Mixed results for S'pore firms

StarHub's gains up 1.7% but revenue slides

StarHub’s profit attributable to both shareholders and non-controlling interests was down by 2.4 per cent to $56.6 million.
StarHub’s profit attributable to both shareholders and non-controlling interests was down by 2.4 per cent to $56.6 million. ST PHOTO: DESMOND WEE

Mainboard-listed telco StarHub saw its third-quarter bottom line hold steady, as minority interests absorbed a slip in profits, according to results released yesterday.

Net profit for the three months to Sept 30 was up by 1.7 per cent year on year at $58 million, as revenue decreased 1.6 per cent to $572.6 million, with earnings per share flat at 3.2 cents.

Profit attributable to both shareholders and non-controlling interests was down by 2.4 per cent to $56.6 million.

Service revenue was down by double digits in the mobile and pay-television segments, and also fell in the broadband division.

But turnover from enterprise business grew by 16.7 per cent despite a decline in contributions from network solutions, as revenue from the fledgling and loss-making cyber-security arm more than doubled.
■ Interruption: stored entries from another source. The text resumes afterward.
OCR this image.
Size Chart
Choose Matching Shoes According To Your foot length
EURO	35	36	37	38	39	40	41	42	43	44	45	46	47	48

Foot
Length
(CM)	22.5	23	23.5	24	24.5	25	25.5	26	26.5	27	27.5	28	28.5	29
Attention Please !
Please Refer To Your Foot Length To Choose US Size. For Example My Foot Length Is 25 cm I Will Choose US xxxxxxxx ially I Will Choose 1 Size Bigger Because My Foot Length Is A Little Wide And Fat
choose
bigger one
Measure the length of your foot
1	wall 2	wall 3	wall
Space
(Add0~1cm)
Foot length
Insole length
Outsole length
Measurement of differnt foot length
StarHub owns 60 per cent of Ensign InfoSecurity, a cyber-security joint venture with Singapore investment firm Temasek that comprises former subsidiaries Accel Systems & Technologies and D'Crypt. During the last quarter, StarHub and D'Crypt's founding shareholders sold their shares in D'Crypt to Temasek for $100 million, turning it into an indirect subsidiary of Ensign.

StarHub has downgraded its full-year service revenue forecast to a drop of 2 per cent to 3 per cent, down from its earlier forecast of stable to 2 per cent decline, as service revenue for the nine-month period came in lower by 3.9 per cent.

Mobile post-paid average revenue per user (ARPU) slipped to $39, down from $44 in the same period last year, while the subscriber base fell quarter on quarter to 1.44 million on the termination of "low-ARPU enterprise lines".

For the nine months, net profit tumbled by 16.6 per cent to $151.5 million, as revenue dipped by 1.2 per cent to $1.72 billion.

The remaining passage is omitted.